Leona Rostenberg

Leona Rustberg (* December 28, 1908, † 23 March 2005 in New York) was an American historian and Buchantiquarin.

Life

Leona was the second child of the doctor Adolph Rustberg and his wife Louisa, née Dreyfus - both German - Jewish descent. She grew up in the Bronx, attended after primary school Evander Childs High School and the Washington Square College of New York University. In the fall of 1932, she took on a doctoral degree in history at Columbia University. She did research for several years for a thesis on the importance of the printer for the dissemination of knowledge and the development of worldviews in the Renaissance and the Reformation, which was not accepted by her doctor father Lynn Thorndike.

From 1939 to 1944 she worked as an assistant for the emigrated from Austria antiquarian Herbert Reichner and made yourself with your own Antiquarian bookshop independently. Thanks to her by herself like so-called fingertip feeling it has established itself in the industry and became increasingly involved in governing their profession. She was involved in organizing the first American Antiquarian Book Fair, which was held in New York in 1960 and in 1972 president of the Antiquarian Bookseller Association of America ( ABAA ) selected.

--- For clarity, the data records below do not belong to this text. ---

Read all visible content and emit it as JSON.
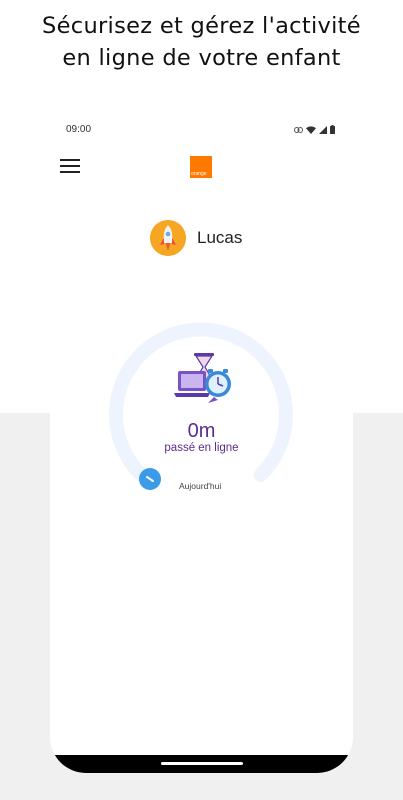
{
  "headline": {
    "line1": "Sécurisez et gérez l'activité",
    "line2": "en ligne de votre enfant"
  },
  "statusbar": {
    "time": "09:00",
    "icons": [
      "link-icon",
      "wifi-icon",
      "signal-icon",
      "battery-icon"
    ]
  },
  "header": {
    "menu_icon": "hamburger-menu-icon",
    "logo_text": "orange",
    "brand_color": "#ff7900"
  },
  "profile": {
    "name": "Lucas",
    "avatar_icon": "rocket-icon"
  },
  "usage": {
    "value": "0m",
    "label": "passé en ligne",
    "period_label": "Aujourd'hui",
    "icon": "screen-time-icon"
  },
  "colors": {
    "accent": "#5b2d8e",
    "gauge_track": "#eef4fd",
    "gauge_knob": "#3c9be8"
  }
}
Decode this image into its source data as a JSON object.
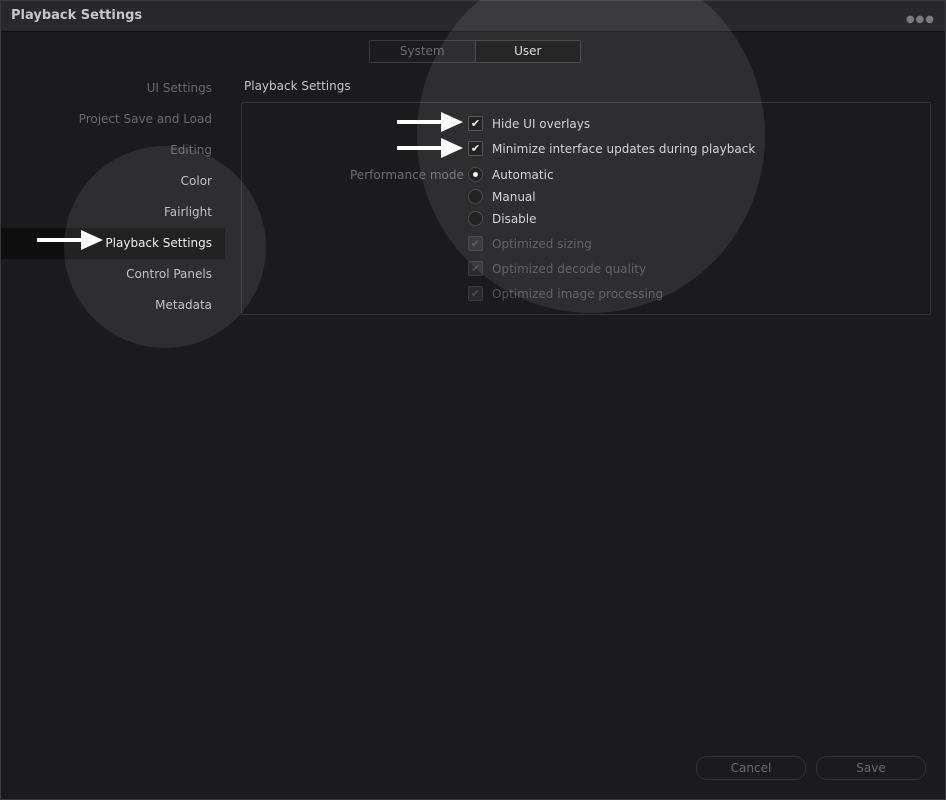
{
  "window": {
    "title": "Playback Settings",
    "menu_icon": "more-icon"
  },
  "tabs": [
    {
      "label": "System",
      "active": false
    },
    {
      "label": "User",
      "active": true
    }
  ],
  "sidebar": {
    "items": [
      {
        "label": "UI Settings"
      },
      {
        "label": "Project Save and Load"
      },
      {
        "label": "Editing"
      },
      {
        "label": "Color"
      },
      {
        "label": "Fairlight"
      },
      {
        "label": "Playback Settings",
        "active": true
      },
      {
        "label": "Control Panels"
      },
      {
        "label": "Metadata"
      }
    ]
  },
  "section": {
    "title": "Playback Settings",
    "hide_ui_overlays": {
      "label": "Hide UI overlays",
      "checked": true
    },
    "minimize_updates": {
      "label": "Minimize interface updates during playback",
      "checked": true
    },
    "performance_mode": {
      "label": "Performance mode",
      "options": [
        {
          "label": "Automatic",
          "selected": true
        },
        {
          "label": "Manual",
          "selected": false
        },
        {
          "label": "Disable",
          "selected": false
        }
      ]
    },
    "optimized_sizing": {
      "label": "Optimized sizing",
      "checked": true,
      "disabled": true
    },
    "optimized_decode": {
      "label": "Optimized decode quality",
      "checked": true,
      "disabled": true
    },
    "optimized_image": {
      "label": "Optimized image processing",
      "checked": true,
      "disabled": true
    }
  },
  "footer": {
    "cancel_label": "Cancel",
    "save_label": "Save"
  },
  "colors": {
    "background": "#1b1b1d",
    "titlebar": "#29292b",
    "active_item": "#0e0e0f",
    "text": "#d0d0d2"
  }
}
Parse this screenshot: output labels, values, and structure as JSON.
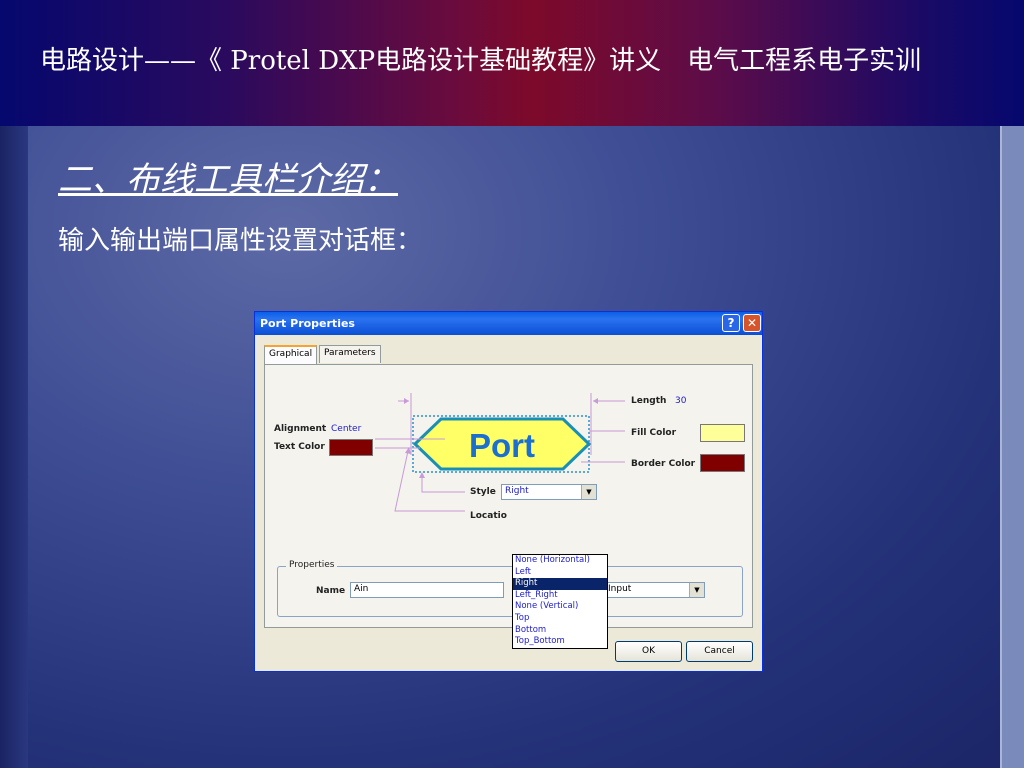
{
  "slide": {
    "header_title": "电路设计——《 Protel DXP电路设计基础教程》讲义　电气工程系电子实训",
    "section_title": "二、布线工具栏介绍：",
    "subtitle": "输入输出端口属性设置对话框："
  },
  "dialog": {
    "title": "Port Properties",
    "help_glyph": "?",
    "close_glyph": "✕",
    "tabs": [
      {
        "label": "Graphical",
        "active": true
      },
      {
        "label": "Parameters",
        "active": false
      }
    ],
    "graphical": {
      "port_text": "Port",
      "length_label": "Length",
      "length_value": "30",
      "alignment_label": "Alignment",
      "alignment_value": "Center",
      "text_color_label": "Text Color",
      "text_color": "#800000",
      "fill_color_label": "Fill Color",
      "fill_color": "#ffff99",
      "border_color_label": "Border Color",
      "border_color": "#800000",
      "style_label": "Style",
      "style_value": "Right",
      "location_label": "Locatio",
      "style_options": [
        "None (Horizontal)",
        "Left",
        "Right",
        "Left_Right",
        "None (Vertical)",
        "Top",
        "Bottom",
        "Top_Bottom"
      ],
      "style_selected_index": 2
    },
    "properties": {
      "group_label": "Properties",
      "name_label": "Name",
      "name_value": "Ain",
      "io_type_value": "Input"
    },
    "buttons": {
      "ok": "OK",
      "cancel": "Cancel"
    }
  },
  "colors": {
    "port_fill": "#ffff66",
    "port_border": "#1a8fb5",
    "port_text": "#1a6fd0",
    "guide_line": "#c89ad8"
  }
}
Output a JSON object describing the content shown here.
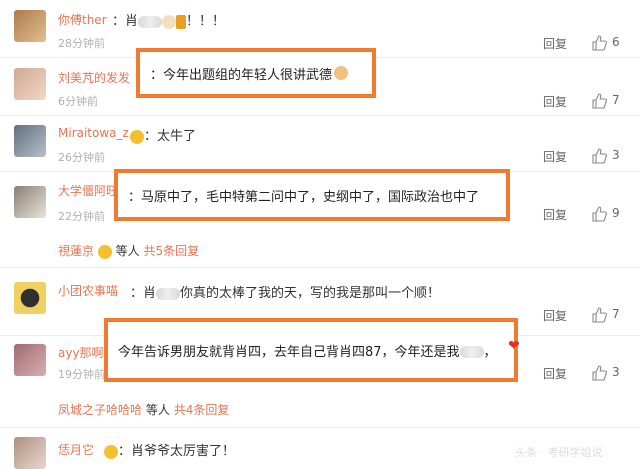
{
  "comments": [
    {
      "name": "你傅ther",
      "text": "肖",
      "text_tail": "！！！",
      "time": "28分钟前",
      "reply": "回复",
      "likes": "6"
    },
    {
      "name": "刘美芃的发发",
      "text": "今年出题组的年轻人很讲武德",
      "time": "6分钟前",
      "reply": "回复",
      "likes": "7"
    },
    {
      "name": "Miraitowa_z",
      "text": "太牛了",
      "time": "26分钟前",
      "reply": "回复",
      "likes": "3"
    },
    {
      "name": "大学僵阿旺",
      "text": "马原中了，毛中特第二问中了，史纲中了，国际政治也中了",
      "time": "22分钟前",
      "reply": "回复",
      "likes": "9",
      "sub": {
        "name": "視蓮京",
        "mid": "等人",
        "link": "共5条回复"
      }
    },
    {
      "name": "小团农事喵",
      "text_head": "肖",
      "text": "你真的太棒了我的天，写的我是那叫一个顺！",
      "time": "28分钟前",
      "reply": "回复",
      "likes": "7"
    },
    {
      "name": "ayy那啊啊",
      "text": "今年告诉男朋友就背肖四，去年自己背肖四87，今年还是我",
      "time": "19分钟前",
      "reply": "回复",
      "likes": "3",
      "sub": {
        "name": "凤城之子哈哈哈",
        "mid": "等人",
        "link": "共4条回复"
      }
    },
    {
      "name": "恁月它",
      "text": "肖爷爷太厉害了！"
    }
  ],
  "watermark": "头条 · 考研学姐说",
  "colors": {
    "username": "#eb7350",
    "highlight_border": "#f07a2e"
  }
}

In addition to her commercial work with old books, she devoted herself time and again studies on the history of publishing and the book trade with a focus on the development in England of the 16th and 17th centuries. In recognition of their scientific publications in this field she was awarded the Columbia University 1973 Doctorate.

Leona Rustberg remained active into old age as a writer and bookseller. Your co-authored with her ​​long -time partner Madeleine Stern memories since 2004 are also available in German translation.